最後の望みをかけてロザリーンに顔を向けるが、ロザリーンは一言「私はリゲルさんと交際してます」と述べるだけだった。
「世知辛い世の中だなぁ」
みんなに拒絶され、レフトールは頭を抱えるしかできなかった。
そんなレフトールに、ソニアはラムリーザに抱きついたまま首だけ向けて聞いた。
「てかさー、なんでレフトールがあたしたちに付きまとってんの?」
「そう言うなよ。いや、俺はお前らは知らん。ラムさんに付いているだけだ。そうしたらたまたまお前らが居ただけだ」
レフトールは、拒絶された娘たちはすっぱりと諦めて開き直る。
「まあいいだろう。レフトールの存在は、ウサリギに対する牽制になるしな」
リゲルは戦略的なことにも頭が回る。レフトールの存在価値を瞬時に生み出したのだった。
「おー、さすがリゲルはわかってるね」
「ウサリギは、狂信的にケルムに従っているからな。そこが打算的な付き合いをするお前とは違うところだ」
「お、俺はより強いものに従うだけだっ」
「ふっ、いざとなったらウサリギと相打ち覚悟で戦えよ」
「きっつー、ラムさんと組んで戦えば、ウサリギなんて屁でもないと思うけどな」
レフトールの提案に、リゲルは気に入らないといった感じに腕を組んで冷たいまなざしを向けながら言った。

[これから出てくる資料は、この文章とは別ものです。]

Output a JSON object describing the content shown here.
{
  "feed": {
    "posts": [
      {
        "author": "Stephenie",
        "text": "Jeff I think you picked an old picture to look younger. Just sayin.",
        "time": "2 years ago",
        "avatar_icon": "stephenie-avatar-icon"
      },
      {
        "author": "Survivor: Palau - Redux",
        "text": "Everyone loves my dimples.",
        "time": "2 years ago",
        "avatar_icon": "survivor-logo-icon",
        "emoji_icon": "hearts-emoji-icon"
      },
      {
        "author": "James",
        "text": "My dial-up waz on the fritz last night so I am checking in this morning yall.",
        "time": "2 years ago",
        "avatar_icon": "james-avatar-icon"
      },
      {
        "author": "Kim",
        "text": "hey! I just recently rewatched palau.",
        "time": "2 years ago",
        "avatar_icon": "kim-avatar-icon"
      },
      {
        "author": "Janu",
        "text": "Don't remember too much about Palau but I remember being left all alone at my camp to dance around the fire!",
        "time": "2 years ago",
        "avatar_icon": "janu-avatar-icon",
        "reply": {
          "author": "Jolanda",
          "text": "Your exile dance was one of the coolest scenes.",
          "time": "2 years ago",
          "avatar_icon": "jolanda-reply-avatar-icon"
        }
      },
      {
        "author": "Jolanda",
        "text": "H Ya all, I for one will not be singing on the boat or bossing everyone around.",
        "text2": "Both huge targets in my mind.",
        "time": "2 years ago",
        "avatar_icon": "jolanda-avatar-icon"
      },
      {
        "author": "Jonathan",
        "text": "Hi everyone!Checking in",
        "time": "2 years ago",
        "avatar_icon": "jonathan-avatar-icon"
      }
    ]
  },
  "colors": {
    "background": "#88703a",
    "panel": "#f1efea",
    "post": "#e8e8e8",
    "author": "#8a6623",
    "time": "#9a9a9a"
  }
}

「お前はラムリーザを矢面に立たせるのか。自分の存在価値を自ら下げる発言をするとは馬鹿な奴だな」
レフトールもリゲルと同じように腕を組んで少し考えてから、しょうがないかといった感じで言った。
「わかったよ、俺はラムさんの用心棒みたいな立場ね。まぁ、色々あらーな」
「そういうわけで、せっかくだから仲良くしよう」
そう言いながらラムリーザが笑顔をレフトールに向けてみると、レフトールは調子に乗るのだった。
レフトールはソニアたちに笑顔を向けて、「うんっ、仲良くねー」と言ってみたけど、返事は「つーん」であった。
レフトールがグループに溶け込むにはまだ時間がかかりそうだ。しかし、面倒なことが一つ取り除かれたことに変わりは無い。以後レフトールは険悪な態度で絡んでくることはないだろう。